A ré Cipasa apela, alegando que a r. sentença julgou a ação parcialmente procedente para excluir dos contratos em tela a cobrança de anatocismo, pela impossibilidade de aplicação de juros compostos, apesar de a prova pericial contábil ter concluído pela inexistência de previsão de cobrança de juros compostos sobre as parcelas. Sustentam que os valores cobrados a maior ou a menor correspondem ao resíduo inflacionário, cuja cobrança é admitida na forma contratual.

O recurso dos autores foi respondido pelas co-rés Cipasa e Lopes a fls. 745/760 e 774/779, respectivamente. O recurso da co-ré Cipasa foi respondido pelos autores a fls. 763/772.

É o relatório.

1 - Não merece acolhimento o apelo dos autores.

Os autores firmaram, em 30 de abril de 1995, dois contratos particulares de compromisso de compra e venda para a aquisição dos lotes 31 e 32 da quadra 83 da Cidade Parquelândia, situado no bairro de Itapeti, no município de Mogi das Cruzes, pelo preço de R$ 18.690,00 por cada lote.

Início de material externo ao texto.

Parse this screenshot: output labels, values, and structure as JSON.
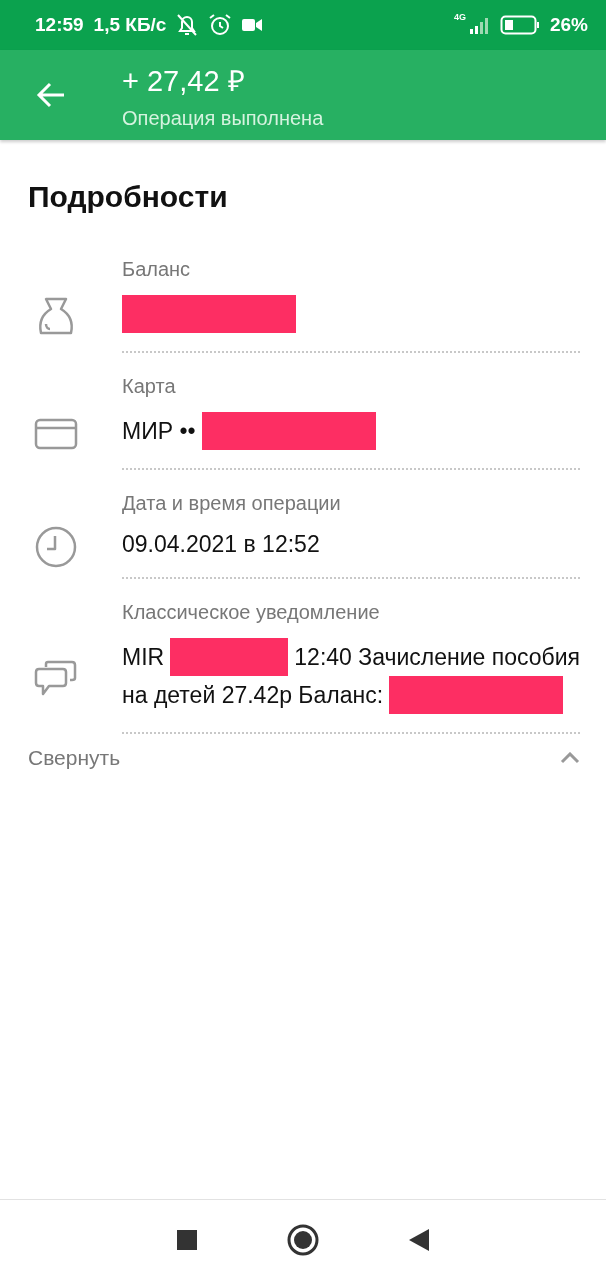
{
  "status_bar": {
    "time": "12:59",
    "speed": "1,5 КБ/с",
    "network": "4G",
    "battery": "26%"
  },
  "header": {
    "amount": "+ 27,42 ₽",
    "status": "Операция выполнена"
  },
  "section_title": "Подробности",
  "details": [
    {
      "kind": "balance",
      "label": "Баланс",
      "lines": [
        [
          {
            "kind": "redaction"
          }
        ]
      ]
    },
    {
      "kind": "card",
      "label": "Карта",
      "lines": [
        [
          {
            "kind": "text",
            "text": "МИР ••"
          },
          {
            "kind": "redaction"
          }
        ]
      ]
    },
    {
      "kind": "datetime",
      "label": "Дата и время операции",
      "lines": [
        [
          {
            "kind": "text",
            "text": "09.04.2021 в 12:52"
          }
        ]
      ]
    },
    {
      "kind": "message",
      "label": "Классическое уведомление",
      "lines": [
        [
          {
            "kind": "text",
            "text": "MIR"
          },
          {
            "kind": "redaction"
          },
          {
            "kind": "text",
            "text": "12:40 Зачисление пособия"
          }
        ],
        [
          {
            "kind": "text",
            "text": "на детей 27.42р Баланс:"
          },
          {
            "kind": "redaction"
          }
        ]
      ]
    }
  ],
  "collapse": {
    "label": "Свернуть",
    "expanded": true
  }
}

Pretendendo os autores a revisão dos contratos, ajuizaram a presente ação para a aplicação de índice de correção monetária que entendiam correto, para a exclusão de valores cobrados indevidamente em decorrência anatocismo, para que fossem considerados extraordinários os valores pagos a título de corretagem com correspondente compensação do saldo devedor, para que fossem restituídos ou compensados os valores pagos a maior com a conseqüente declaração de inexistência de débito e para que o saldo da dívida fosse apurado a partir do controle de conta corrente, que entendiam ser o conceito correto.

Todavia, cumpre ressaltar, desde logo, que eventual procedência do pleito dos autores, com o fulcro de revisar os contratos de compromisso de compra e venda, demandaria a cabal demonstração de abusividade e excessiva onerosidade do acordo. Contudo, não restando demonstrado nem um e nem outro requisito, de rigor a manutenção da sentença neste aspecto.

Conquanto a substituição do índice IGP-DI aplicado pelo INPC configure medida favorável aos autores, não constitui argumento capaz de modificar o contrato diante da inexistência de previsão legal neste sentido. Não se pode olvidar que, uma vez manifestada a vontade das partes, as mesmas estão ligadas pelo contrato, em atenção ao princípio "pacta sunt servanda", não mais podendo se desvincular do mesmo.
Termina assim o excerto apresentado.